Veel gelovigen die twijfelen aan de evolutieleer, zullen de blindheid van evolutie betwijfelen, omdat ze menen dat een hogere macht (noem hem of haar GOD) meestuurt in de wereld. Als je die invloed veronderstelt, kan het nog steeds zo zijn dat de sterksten en de slimsten op de wereld overleven, maar dan kan je zeggen dat GOD de mensen en dieren sterk of slim maakt en hen nakomelingen schenkt. De survival is niet het probleem. Noach was ook een surviver. Die blindheid die Darwin veronderstelde is in feite hetzelfde als een ontkenning van een hogere macht die de evolutie stuurt. Dat is hetzelfde als een ontkenning van een godheid. The Origin of Species stamt uit 1859, Die fröhliche Wissenschaft van Nietzsche uit 1882 en Also Sprach Zarathustra in 1887. Nietzsches uitspraak dat God dood is, kwam dus eigenlijk niet uit de lucht vallen.

Er is nog iets aan de hand met die 'survival of the fittest'. Het klinkt als een waarheid als een koe. Iets waar je niet omheen kan, waarmee alles gezegd is. Maar is het eigenlijk wel een waarheid? Is survival of the fittest eigenlijk wel iets wat je wetenschappelijk kunt toetsen? Stel dat je een hele sterke vent weet. En hij krijgt geen kinderen. Tsja, dan gooi je de theorie niet weg. Er blijven genoeg sterke of slimme mensen over. Maar wie zegt nu dat de 'sterkste' of de 'slimste' de meeste kans op nakomelingen heeft? Eigenlijk is het antwoord heel simpel. We weten niet zo goed wat sterk en slim is. En we draaien de zaak om. Wie overleeft, die moet wel sterk of slim zijn. Anders overleefde die niet. Er zit iets in. Maar je kunt ook vraagtekens zetten.
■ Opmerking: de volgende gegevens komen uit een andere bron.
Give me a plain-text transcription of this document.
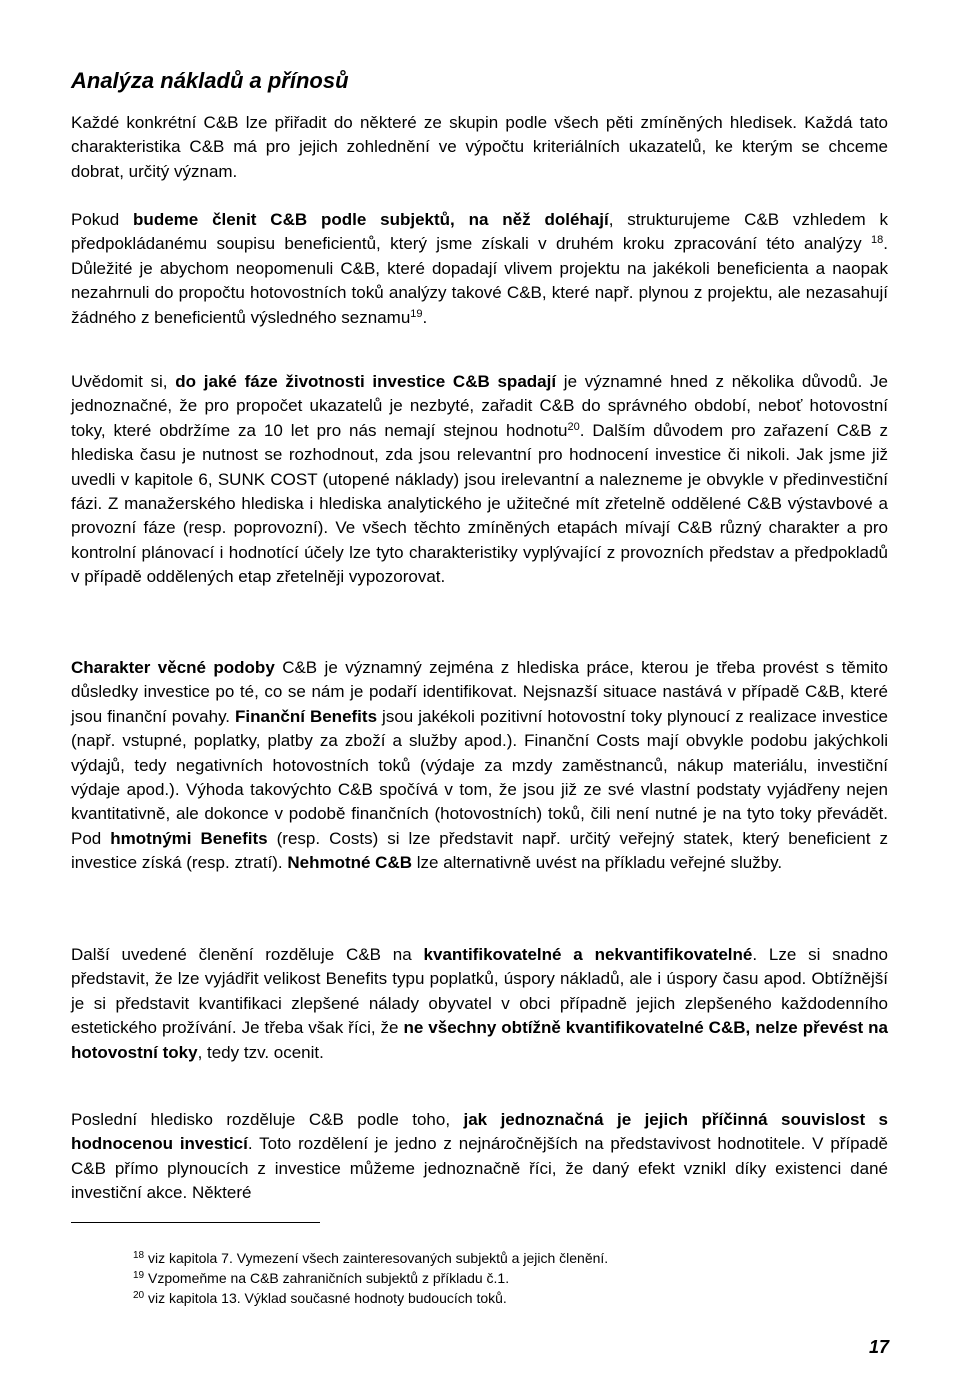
Analýza nákladů a přínosů

Každé konkrétní C&B lze přiřadit do některé ze skupin podle všech pěti zmíněných hledisek. Každá tato charakteristika C&B má pro jejich zohlednění ve výpočtu kriteriálních ukazatelů, ke kterým se chceme dobrat, určitý význam.

Pokud budeme členit C&B podle subjektů, na něž doléhají, strukturujeme C&B vzhledem k předpokládanému soupisu beneficientů, který jsme získali v druhém kroku zpracování této analýzy $^{18}$. Důležité je abychom neopomenuli C&B, které dopadají vlivem projektu na jakékoli beneficienta a naopak nezahrnuli do propočtu hotovostních toků analýzy takové C&B, které např. plynou z projektu, ale nezasahují žádného z beneficientů výsledného seznamu$^{19}$.

Uvědomit si, do jaké fáze životnosti investice C&B spadají je významné hned z několika důvodů. Je jednoznačné, že pro propočet ukazatelů je nezbyté, zařadit C&B do správného období, neboť hotovostní toky, které obdržíme za 10 let pro nás nemají stejnou hodnotu$^{20}$. Dalším důvodem pro zařazení C&B z hlediska času je nutnost se rozhodnout, zda jsou relevantní pro hodnocení investice či nikoli. Jak jsme již uvedli v kapitole 6, SUNK COST (utopené náklady) jsou irelevantní a nalezneme je obvykle v předinvestiční fázi. Z manažerského hlediska i hlediska analytického je užitečné mít zřetelně oddělené C&B výstavbové a provozní fáze (resp. poprovozní). Ve všech těchto zmíněných etapách mívají C&B různý charakter a pro kontrolní plánovací i hodnotící účely lze tyto charakteristiky vyplývající z provozních představ a předpokladů v případě oddělených etap zřetelněji vypozorovat.

Charakter věcné podoby C&B je významný zejména z hlediska práce, kterou je třeba provést s těmito důsledky investice po té, co se nám je podaří identifikovat. Nejsnazší situace nastává v případě C&B, které jsou finanční povahy. Finanční Benefits jsou jakékoli pozitivní hotovostní toky plynoucí z realizace investice (např. vstupné, poplatky, platby za zboží a služby apod.). Finanční Costs mají obvykle podobu jakýchkoli výdajů, tedy negativních hotovostních toků (výdaje za mzdy zaměstnanců, nákup materiálu, investiční výdaje apod.). Výhoda takovýchto C&B spočívá v tom, že jsou již ze své vlastní podstaty vyjádřeny nejen kvantitativně, ale dokonce v podobě finančních (hotovostních) toků, čili není nutné je na tyto toky převádět. Pod hmotnými Benefits (resp. Costs) si lze představit např. určitý veřejný statek, který beneficient z investice získá (resp. ztratí). Nehmotné C&B lze alternativně uvést na příkladu veřejné služby.

Další uvedené členění rozděluje C&B na kvantifikovatelné a nekvantifikovatelné. Lze si snadno představit, že lze vyjádřit velikost Benefits typu poplatků, úspory nákladů, ale i úspory času apod. Obtížnější je si představit kvantifikaci zlepšené nálady obyvatel v obci případně jejich zlepšeného každodenního estetického prožívání. Je třeba však říci, že ne všechny obtížně kvantifikovatelné C&B, nelze převést na hotovostní toky, tedy tzv. ocenit.

Poslední hledisko rozděluje C&B podle toho, jak jednoznačná je jejich příčinná souvislost s hodnocenou investicí. Toto rozdělení je jedno z nejnáročnějších na představivost hodnotitele. V případě C&B přímo plynoucích z investice můžeme jednoznačně říci, že daný efekt vznikl díky existenci dané investiční akce. Některé

$^{18}$ viz kapitola 7. Vymezení všech zainteresovaných subjektů a jejich členění.

$^{19}$ Vzpomeňme na C&B zahraničních subjektů z příkladu č.1.

$^{20}$ viz kapitola 13. Výklad současné hodnoty budoucích toků.

17
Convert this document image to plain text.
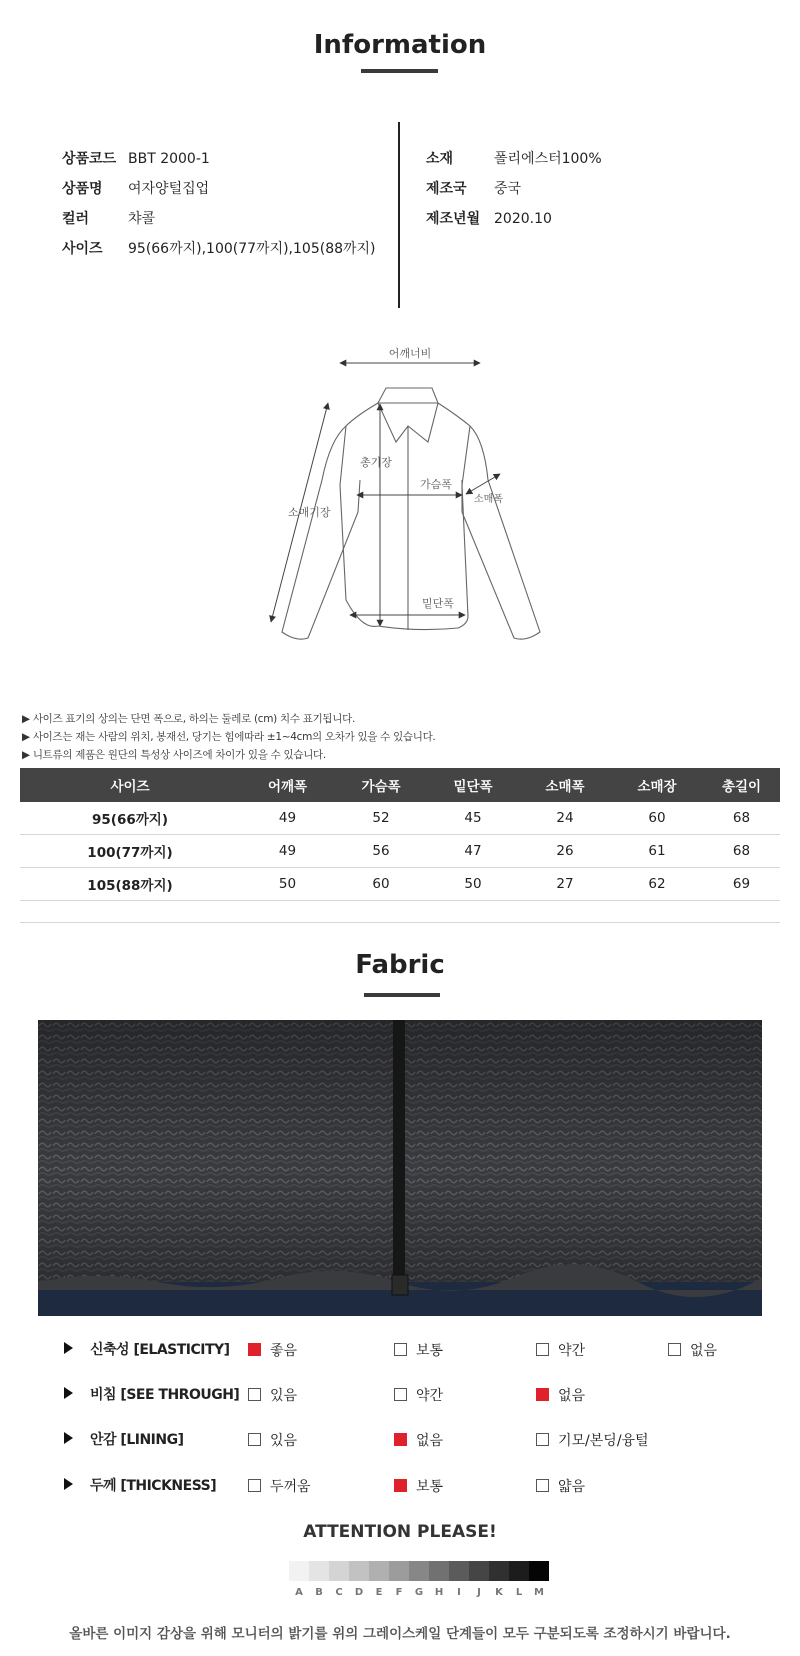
Information
상품코드 BBT 2000-1
상품명 여자양털집업
컬러	챠콜
사이즈 95(66까지),100(77까지),105(88까지)
소재	폴리에스터100%
제조국 중국
제조년월 2020.10
어깨너비
총기장
가슴폭
소매폭
소매기장
밑단폭
▶ 사이즈 표기의 상의는 단면 폭으로, 하의는 둘레로 (cm) 치수 표기됩니다.
▶ 사이즈는 재는 사람의 위치, 봉재선, 당기는 힘에따라 ±1~4cm의 오차가 있을 수 있습니다.
▶ 니트류의 제품은 원단의 특성상 사이즈에 차이가 있을 수 있습니다.
사이즈	어깨폭	가슴폭	밑단폭	소매폭	소매장	총길이
95(66까지)	49	52	45	24	60	68
100(77까지)	49	56	47	26	61	68
105(88까지)	50	60	50	27	62	69
Fabric
신축성 [ELASTICITY]	좋음	보통	약간	없음
비침 [SEE THROUGH]	있음	약간	없음
안감 [LINING]	있음	없음	기모/본딩/융털
두께 [THICKNESS]	두꺼움	보통	얇음
ATTENTION PLEASE!
A	B	C	D	E	F	G	H	I	J	K	L	M
올바른 이미지 감상을 위해 모니터의 밝기를 위의 그레이스케일 단계들이 모두 구분되도록 조정하시기 바랍니다.
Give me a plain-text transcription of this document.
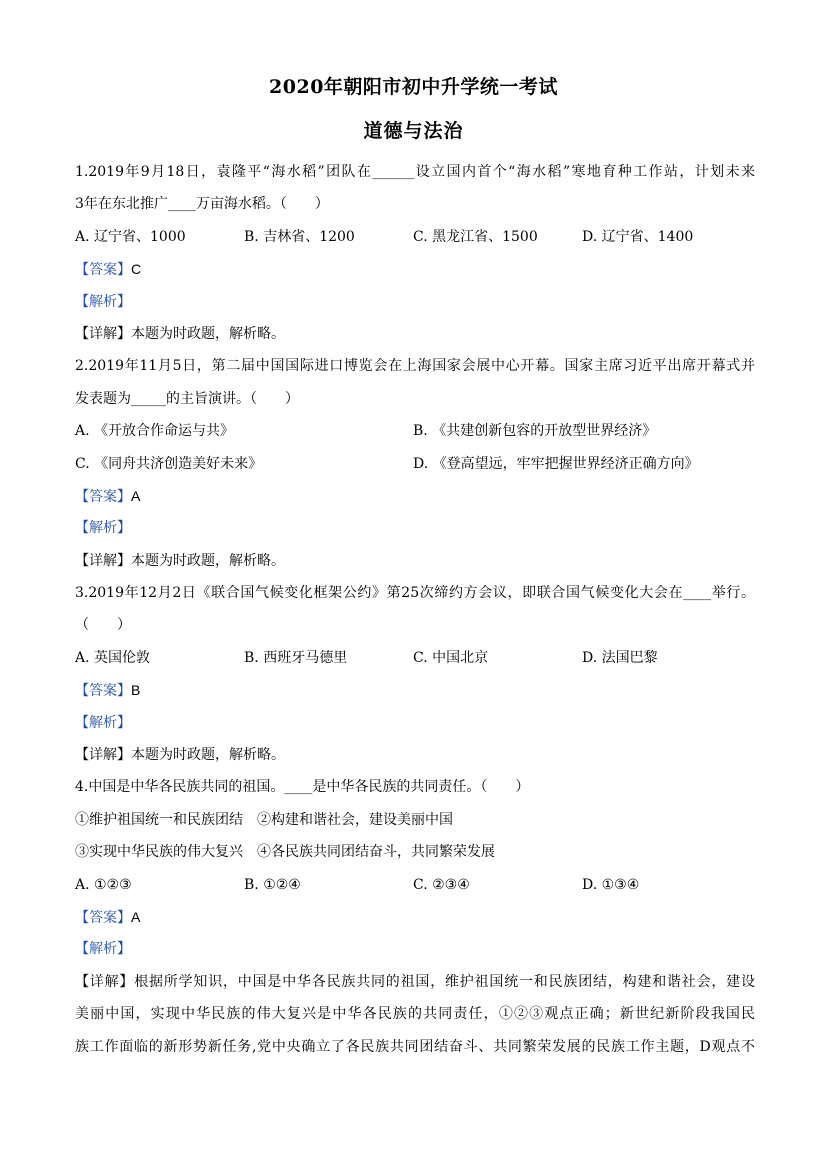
2020年朝阳市初中升学统一考试
道德与法治
1.2019年9月18日，袁隆平“海水稻”团队在______设立国内首个“海水稻”寒地育种工作站，计划未来
3年在东北推广____万亩海水稻。（　　）
A. 辽宁省、1000	B. 吉林省、1200	C. 黑龙江省、1500	D. 辽宁省、1400
【答案】C
【解析】
【详解】本题为时政题，解析略。
2.2019年11月5日，第二届中国国际进口博览会在上海国家会展中心开幕。国家主席习近平出席开幕式并
发表题为_____的主旨演讲。（　　）
A. 《开放合作命运与共》	B. 《共建创新包容的开放型世界经济》
C. 《同舟共济创造美好未来》	D. 《登高望远，牢牢把握世界经济正确方向》
【答案】A
【解析】
【详解】本题为时政题，解析略。
3.2019年12月2日《联合国气候变化框架公约》第25次缔约方会议，即联合国气候变化大会在____举行。
（　　）
A. 英国伦敦	B. 西班牙马德里	C. 中国北京	D. 法国巴黎
【答案】B
【解析】
【详解】本题为时政题，解析略。
4.中国是中华各民族共同的祖国。____是中华各民族的共同责任。（　　）
①维护祖国统一和民族团结　②构建和谐社会，建设美丽中国
③实现中华民族的伟大复兴　④各民族共同团结奋斗，共同繁荣发展
A. ①②③	B. ①②④	C. ②③④	D. ①③④
【答案】A
【解析】
【详解】根据所学知识，中国是中华各民族共同的祖国，维护祖国统一和民族团结，构建和谐社会，建设
美丽中国，实现中华民族的伟大复兴是中华各民族的共同责任，①②③观点正确；新世纪新阶段我国民
族工作面临的新形势新任务,党中央确立了各民族共同团结奋斗、共同繁荣发展的民族工作主题，D观点不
Survival of the fittest is niet een waarheid als een koe. Het is een pleonasme, een tautologie. Het is een stelling die door zijn formulering altijd en automatisch waar is. Daar heb je dus eigenljik niets aan. Wat overleeft is wat overblijft in het putje van de draaikolk van het leven. Samen met de populariteit van de evolutieleer sluipt een gedachte mee in ons idee over de wereld en mensen. Dat is het idee, dat alles dat van waarde is overleeft omdat het groter, sterker en slimmer maakt. En dat is niet automatisch waar.

Want niemand zegt dat alles dat waarde heeft automatisch overleeft. Sterker nog. Ik kan heel veel bedenken dat voor mij veel waarde heeft, dat niet overleeft. Ik was onlangs nog bij een prachtig concert. Het ontroerde mij diep. Het concert maakte mij gelukkig. Dat geluk heeft voor mij veel waarde. Na het concert was het gevoel voorbij. Het geluk leeft verdund voort in een herinnering. Maar die is niet hetzelfde als het concert. Zo is het met veel kunst. Met liefde, met een ontmoeting of afscheid. Veel dingen hebben waarde en tonen hun waarde juist als ze tijdelijk zijn, als je ze los moet laten.

Er zijn ook mensen die hun leven in dienst stellen van anderen. Soms krijgen zij geen kinderen. Zijn die mensen niet sterk of niet slim? Kennen die mensen niet de grootste waarde die het creëren van nakomelingen vertegenwoordigt? We weten wel beter. En we vermoeden of weten of hopen dat die mensen een waarde koesteren die zo groot is, dat die voor hen minstens even groot is als het krijgen van nakomelingen.

En hopen we niet allemaal dat we een stukje van die grote ziel in ons dragen, waaraan we meer waarde kunnen ontlenen dan aan het reproduceren van onze genen.